On Sept. 25, for example, IS executed a female human rights lawyer, Samira al-Nuaimy, one of many atrocities reportedly committed by a radical group attempting to impose strict rules on Iraqi and Syrian women in the name of Islam.

President Obama, in his Sept. 10 speech justifying American airstrikes on IS, summed up the militants this way: “They enslave, rape, and force women into marriage.”

Countering the many impositions on Muslim women remains a crucial element in the creation of more free and pluralistic societies in Islamic nations. In Pakistan and Indonesia, women have served as top elected leaders (although in part because they were daughters of legendary fathers who ruled). Such examples give hope to young Muslim women. But just as important is challenging the anti-female ideology of jihadist groups like IS.

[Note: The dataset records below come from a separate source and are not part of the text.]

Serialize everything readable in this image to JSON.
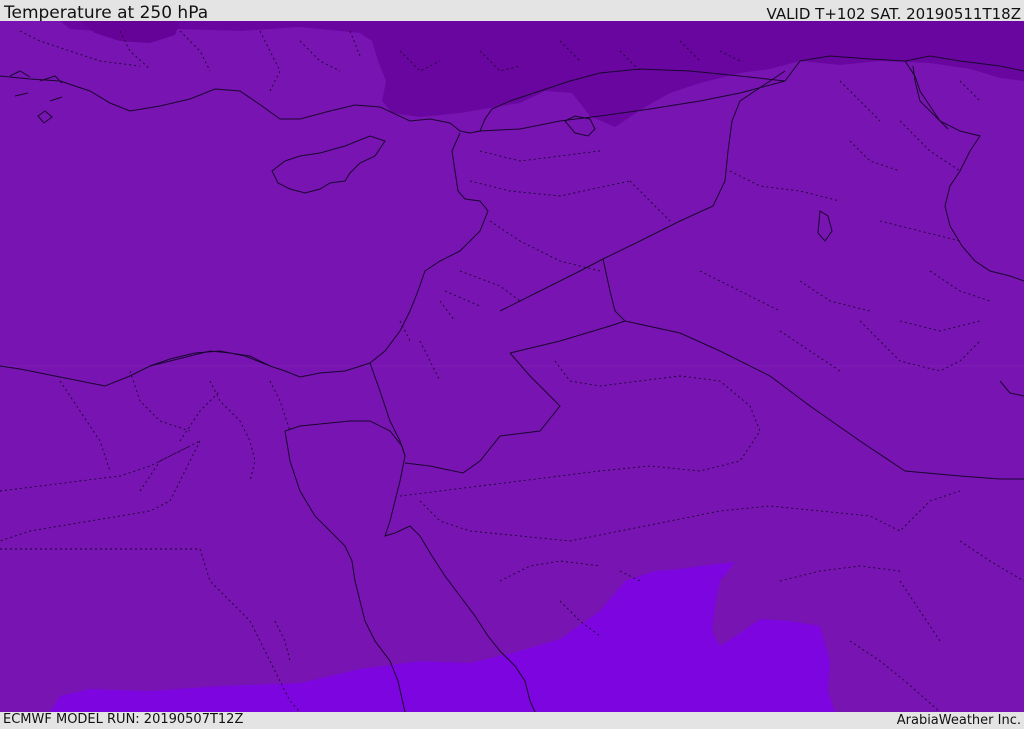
{
  "header": {
    "title": "Temperature at 250 hPa",
    "valid": "VALID T+102 SAT. 20190511T18Z"
  },
  "footer": {
    "model_run": "ECMWF MODEL RUN: 20190507T12Z",
    "credit": "ArabiaWeather Inc."
  },
  "map": {
    "colors": {
      "base": "#7814b1",
      "cold": "#6a06a0",
      "warm": "#7d05df",
      "border": "#1a0530"
    },
    "icons": {
      "coastline": "solid-line",
      "national-border": "solid-line",
      "province-border": "dotted-line"
    }
  }
}
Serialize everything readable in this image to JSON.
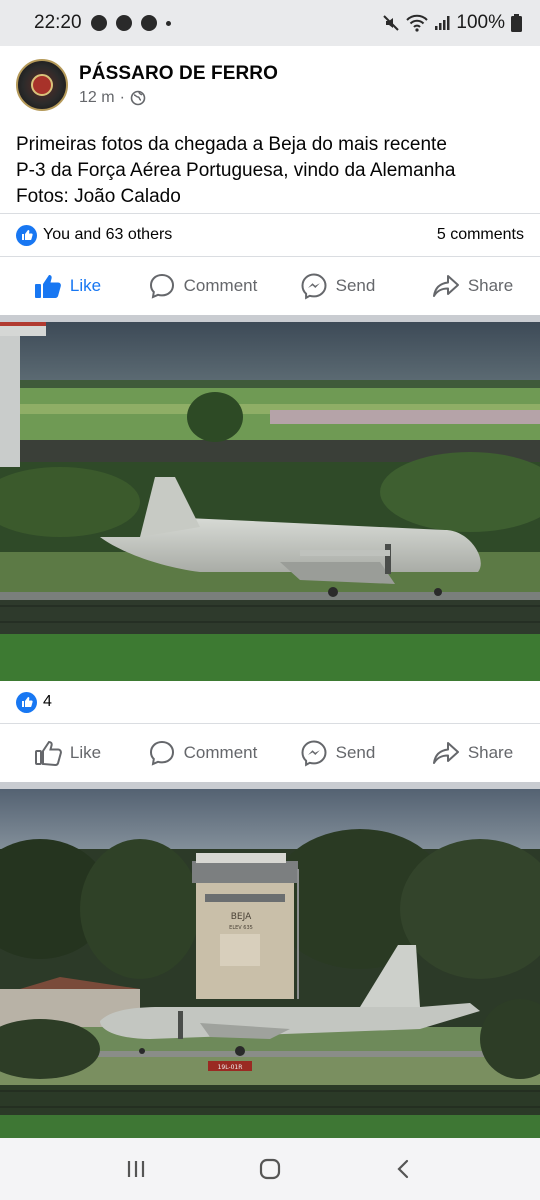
{
  "status_bar": {
    "time": "22:20",
    "battery": "100%"
  },
  "post": {
    "page_name": "PÁSSARO DE FERRO",
    "time_ago": "12 m",
    "separator": "·",
    "text_line1": "Primeiras fotos da chegada a Beja do mais recente",
    "text_line2": "P-3 da Força Aérea Portuguesa, vindo da Alemanha",
    "text_line3": "Fotos: João Calado",
    "reactions_text": "You and 63 others",
    "comments_text": "5 comments"
  },
  "actions_main": {
    "like": "Like",
    "comment": "Comment",
    "send": "Send",
    "share": "Share"
  },
  "photo1": {
    "reaction_count": "4"
  },
  "actions_photo1": {
    "like": "Like",
    "comment": "Comment",
    "send": "Send",
    "share": "Share"
  },
  "photo2": {
    "tower_label": "BEJA",
    "tower_sublabel": "ELEV 635",
    "runway_sign": "19L-01R"
  },
  "colors": {
    "brand_blue": "#1877f2",
    "muted_text": "#65676b"
  },
  "icons": [
    "wifi-icon",
    "mute-icon",
    "signal-icon",
    "battery-icon",
    "globe-icon",
    "like-icon",
    "comment-icon",
    "messenger-icon",
    "share-icon",
    "recent-apps-icon",
    "home-icon",
    "back-icon"
  ]
}
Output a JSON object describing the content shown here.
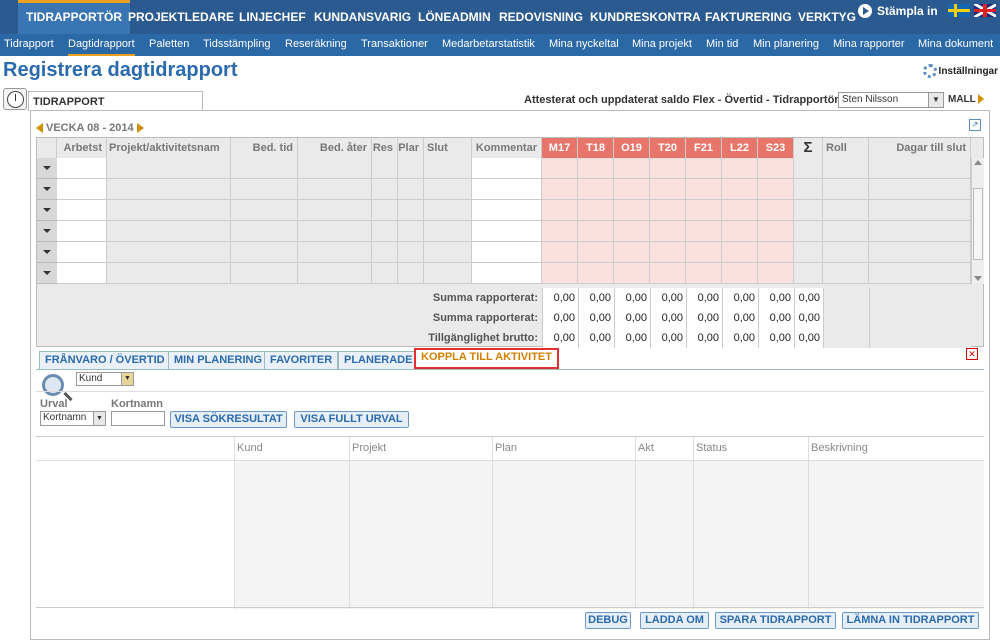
{
  "topnav": {
    "items": [
      "TIDRAPPORTÖR",
      "PROJEKTLEDARE",
      "LINJECHEF",
      "KUNDANSVARIG",
      "LÖNEADMIN",
      "REDOVISNING",
      "KUNDRESKONTRA",
      "FAKTURERING",
      "VERKTYG"
    ],
    "stampla": "Stämpla in"
  },
  "subnav": {
    "items": [
      "Tidrapport",
      "Dagtidrapport",
      "Paletten",
      "Tidsstämpling",
      "Reseräkning",
      "Transaktioner",
      "Medarbetarstatistik",
      "Mina nyckeltal",
      "Mina projekt",
      "Min tid",
      "Min planering",
      "Mina rapporter",
      "Mina dokument"
    ]
  },
  "page": {
    "title": "Registrera dagtidrapport",
    "settings": "Inställningar",
    "tab": "TIDRAPPORT",
    "attest": "Attesterat och uppdaterat saldo Flex - Övertid - Tidrapportör",
    "user": "Sten Nilsson",
    "mall": "MALL"
  },
  "grid": {
    "week": "VECKA 08 - 2014",
    "headers": [
      "Arbetst",
      "Projekt/aktivitetsnam",
      "Bed. tid",
      "Bed. åter",
      "Res",
      "Plar",
      "Slut",
      "Kommentar"
    ],
    "days": [
      "M17",
      "T18",
      "O19",
      "T20",
      "F21",
      "L22",
      "S23"
    ],
    "sigma": "Σ",
    "roll": "Roll",
    "dagar": "Dagar till slut",
    "sums": [
      {
        "label": "Summa rapporterat:",
        "values": [
          "0,00",
          "0,00",
          "0,00",
          "0,00",
          "0,00",
          "0,00",
          "0,00",
          "0,00"
        ]
      },
      {
        "label": "Summa rapporterat:",
        "values": [
          "0,00",
          "0,00",
          "0,00",
          "0,00",
          "0,00",
          "0,00",
          "0,00",
          "0,00"
        ]
      },
      {
        "label": "Tillgänglighet brutto:",
        "values": [
          "0,00",
          "0,00",
          "0,00",
          "0,00",
          "0,00",
          "0,00",
          "0,00",
          "0,00"
        ]
      }
    ]
  },
  "panel": {
    "tabs": [
      "FRÅNVARO / ÖVERTID",
      "MIN PLANERING",
      "FAVORITER",
      "PLANERADE",
      "KOPPLA TILL AKTIVITET"
    ],
    "kund": "Kund",
    "urval_label": "Urval",
    "kortnamn_label": "Kortnamn",
    "urval_value": "Kortnamn",
    "visa_sok": "VISA SÖKRESULTAT",
    "visa_full": "VISA FULLT URVAL",
    "columns": [
      "Kund",
      "Projekt",
      "Plan",
      "Akt",
      "Status",
      "Beskrivning"
    ]
  },
  "footer": {
    "debug": "DEBUG",
    "ladda": "LADDA OM",
    "spara": "SPARA TIDRAPPORT",
    "lamna": "LÄMNA IN TIDRAPPORT"
  }
}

In a recent article in the publication Foreign Policy, two former CIA analysts, Tara Maller and Aki Peritz, asked why the sexual violence of IS does not receive more attention. “Why isn’t this crime against humanity getting more consistent attention in the West?” they wrote. “Those covering war may be more inclined to cover airstrikes, beheadings, and market bombings because they are historically viewed as ‘hard’ security issues, while threats to women and children tend to be viewed as ‘softer’ humanitarian concerns.”

On Sept. 24, a group of more than 120 international scholars of Islam issued a 28-page report refuting the ideas of IS, including those about women. The scholars pointed out where IS gets it wrong: “In simple terms, you treat women like detainees and prisoners; they dress according to your whims; they are not allowed to leave their homes and they are not allowed to go to school.... Nor are they allowed to work or earn a living; nor allowed to move about freely and they are forced to marry your fighters.”

Against such behavior, the words of the new Afghan leader about his wife stand out like a white badge on a black burqa. Progress often comes in such a soft-spoken manner.